Kind kauert auf Couch mit Händen über dem Kopf
ORF
ORF
Soziales

Ärzte: Gewalt gegen Kinder bleibt öfter unentdeckt

Gewalt gegen Kinder könnte durch die Coronavirus-Krise eher unentdeckt bleiben. Diese Befürchtung haben Kinderschutzexperten des Uniklinikums Salzburg. Denn die Zahlen der eingelieferten Kinder sei gesunken – ganz entgegen den Trends in anderen Bereichen.

65 bis 70 Kinder werden durchschnittlich pro Jahr in der Kinderklinik des Uniklinikums Salzburg nach Gewalttaten behandelt. Dies umfasst sowohl körperliche als auch seelische Misshandlungen. Mit Beginn der Coronavirus-Krise im Vorjahr rechneten die Ärzte eigentlich mit einem Anstieg der Gewalt gegen die Jüngsten vor allem in den Familien. Doch in den vergangenen Monaten ging die Zahl der Kinder, die nach solchen Übergriffen betreut wurden, zurück.

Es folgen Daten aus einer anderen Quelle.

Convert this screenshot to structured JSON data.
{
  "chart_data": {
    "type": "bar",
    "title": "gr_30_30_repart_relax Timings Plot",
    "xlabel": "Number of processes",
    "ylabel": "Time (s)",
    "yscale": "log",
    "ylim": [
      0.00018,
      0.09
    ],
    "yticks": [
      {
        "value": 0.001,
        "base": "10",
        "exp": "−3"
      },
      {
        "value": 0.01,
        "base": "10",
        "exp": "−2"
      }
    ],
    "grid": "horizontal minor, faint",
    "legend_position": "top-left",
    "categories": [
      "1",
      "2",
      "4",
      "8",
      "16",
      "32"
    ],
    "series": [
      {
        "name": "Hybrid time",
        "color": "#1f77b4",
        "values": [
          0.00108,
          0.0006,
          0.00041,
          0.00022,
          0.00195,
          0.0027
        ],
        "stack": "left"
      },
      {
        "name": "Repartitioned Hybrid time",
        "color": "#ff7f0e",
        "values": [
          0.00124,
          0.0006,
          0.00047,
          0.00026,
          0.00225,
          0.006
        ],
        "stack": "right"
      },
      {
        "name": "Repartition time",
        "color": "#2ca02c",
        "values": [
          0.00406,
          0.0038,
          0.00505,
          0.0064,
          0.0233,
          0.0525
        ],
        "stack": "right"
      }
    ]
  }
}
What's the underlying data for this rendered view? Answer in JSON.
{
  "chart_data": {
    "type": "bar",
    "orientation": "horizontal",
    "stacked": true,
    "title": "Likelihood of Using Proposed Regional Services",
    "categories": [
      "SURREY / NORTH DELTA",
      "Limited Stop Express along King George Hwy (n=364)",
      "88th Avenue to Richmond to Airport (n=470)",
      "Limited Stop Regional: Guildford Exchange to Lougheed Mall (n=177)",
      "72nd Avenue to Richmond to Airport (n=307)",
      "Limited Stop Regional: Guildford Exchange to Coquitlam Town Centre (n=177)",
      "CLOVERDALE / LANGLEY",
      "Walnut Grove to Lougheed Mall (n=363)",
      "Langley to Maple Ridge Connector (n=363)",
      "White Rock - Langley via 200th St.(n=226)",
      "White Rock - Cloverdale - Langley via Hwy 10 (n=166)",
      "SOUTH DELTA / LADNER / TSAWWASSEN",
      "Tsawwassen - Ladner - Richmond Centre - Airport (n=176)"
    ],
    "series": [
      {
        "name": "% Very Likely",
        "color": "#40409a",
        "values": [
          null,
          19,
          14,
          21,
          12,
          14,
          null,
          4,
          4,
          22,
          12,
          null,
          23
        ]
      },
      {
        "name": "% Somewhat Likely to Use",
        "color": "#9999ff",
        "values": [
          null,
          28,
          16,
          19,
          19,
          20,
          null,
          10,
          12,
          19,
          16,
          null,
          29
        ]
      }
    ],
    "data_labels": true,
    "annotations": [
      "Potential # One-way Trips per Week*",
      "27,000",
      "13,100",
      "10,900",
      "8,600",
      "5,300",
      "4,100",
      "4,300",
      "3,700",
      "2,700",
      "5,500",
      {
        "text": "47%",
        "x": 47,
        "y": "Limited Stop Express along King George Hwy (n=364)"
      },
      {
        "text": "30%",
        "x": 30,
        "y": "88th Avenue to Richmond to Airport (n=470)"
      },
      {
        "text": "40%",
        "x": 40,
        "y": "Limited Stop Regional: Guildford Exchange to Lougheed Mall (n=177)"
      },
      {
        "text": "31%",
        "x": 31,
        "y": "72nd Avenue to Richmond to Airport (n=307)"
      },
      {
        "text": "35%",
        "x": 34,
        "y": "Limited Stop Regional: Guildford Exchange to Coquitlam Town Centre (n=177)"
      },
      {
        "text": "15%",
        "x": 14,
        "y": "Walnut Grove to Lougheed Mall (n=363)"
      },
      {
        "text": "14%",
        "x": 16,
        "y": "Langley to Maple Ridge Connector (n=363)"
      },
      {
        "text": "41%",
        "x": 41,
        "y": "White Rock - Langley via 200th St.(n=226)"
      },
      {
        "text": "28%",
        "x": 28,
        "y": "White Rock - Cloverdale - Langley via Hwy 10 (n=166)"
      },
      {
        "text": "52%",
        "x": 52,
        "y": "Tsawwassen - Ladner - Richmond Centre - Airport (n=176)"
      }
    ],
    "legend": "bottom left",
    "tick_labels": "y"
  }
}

„Eher die Dunkelziffer gestiegen“

„Wir befürchten aus Sicht der Kinderschutzgruppe, dass doch eher die Dunkelziffer gestiegen ist und wir diese Kinder eher in einer ‚Welle‘ im Frühling nächstes Jahr sehen werden, wenn Kinder mit Problemen im psychischen, im körperlichen Bereich kommen und sich dann vielleicht bei manchen Dingen herausstellt, dass da Gewalt stattgefunden hat“, sagt Oberarzt Christian Heil, Leiter der Kinderschutzgruppe an den Salzburger Landeskliniken.

Bleibt Gewalt gegen Kinder in CoV-Krise eher unentdeckt?

Die Kinderschutzgruppe wird bei auffälligen Verletzungen oder Verdachtsfällen bei kleinen Patienten im Krankenhaus aktiv. Viele Fälle von Gewalt gegen Kinder werden üblicherweise auch in Bildungseinrichtungen wie Schulen entdeckt. Das sei in der Pandemie nur mehr eingeschränkt möglich, sagt Heil: „Die Schulen sind partiell offen, dann wieder geschlossen – ebenso Kindergärten und Kinderbetreuungseinrichtungen allgemein. Die sind aber ein guter Indikator – denn die schauen auf die Kinder, die sehen die Kinder. Und wenn zum Beispiel suspekte blaue Flecken zu sehen sind oder sich die Kinder vom Verhalten her drastisch verändern, dann werden die Kinder uns über die Kinder- und Jugendhilfe vorgestellt und wir besprechen das in der Kinderschutzgruppe.“

Schulen wichtig bei Erkennung von Gewaltfällen

Die Schulen spielen bei der Erkennung von Gewalt gegen Kinder also eine wichtige Rolle. Doch auch dort haben sich Befürchtungen eines Anstieges der gemeldeten Fälle noch nicht bestätigt, sagt Helene Mainoni-Humer, Abteilungsleiterin für Schulpsychologie in der Bildungsdirektion Salzburg: „Auch wir sind etwas ratlos. Wir haben – so wie Kollegen in anderen Branchen – damit gerechnet, dass es zu einem heftigen Anstieg kommen wird. Denn das Interessante ist, dass wir in der Schulpsychologie oder bei den Schulärzten keine verstärkte Nachfrage von Seiten der Schülerinnen und Schüler oder der Eltern merken. Wir haben dafür auch extra eine Telefonhotline (0800 211320 – Anm.) eingerichtet, die bis 21.00 Uhr am Abend besetzt ist. Aber da gibt es keine vermehrten Anrufe im Vergleich zu Nicht-Corona-Zeiten.“

Experten gehen davon aus, dass rund zehn bis 15 Prozent aller Kinder misshandelt oder missbraucht werden.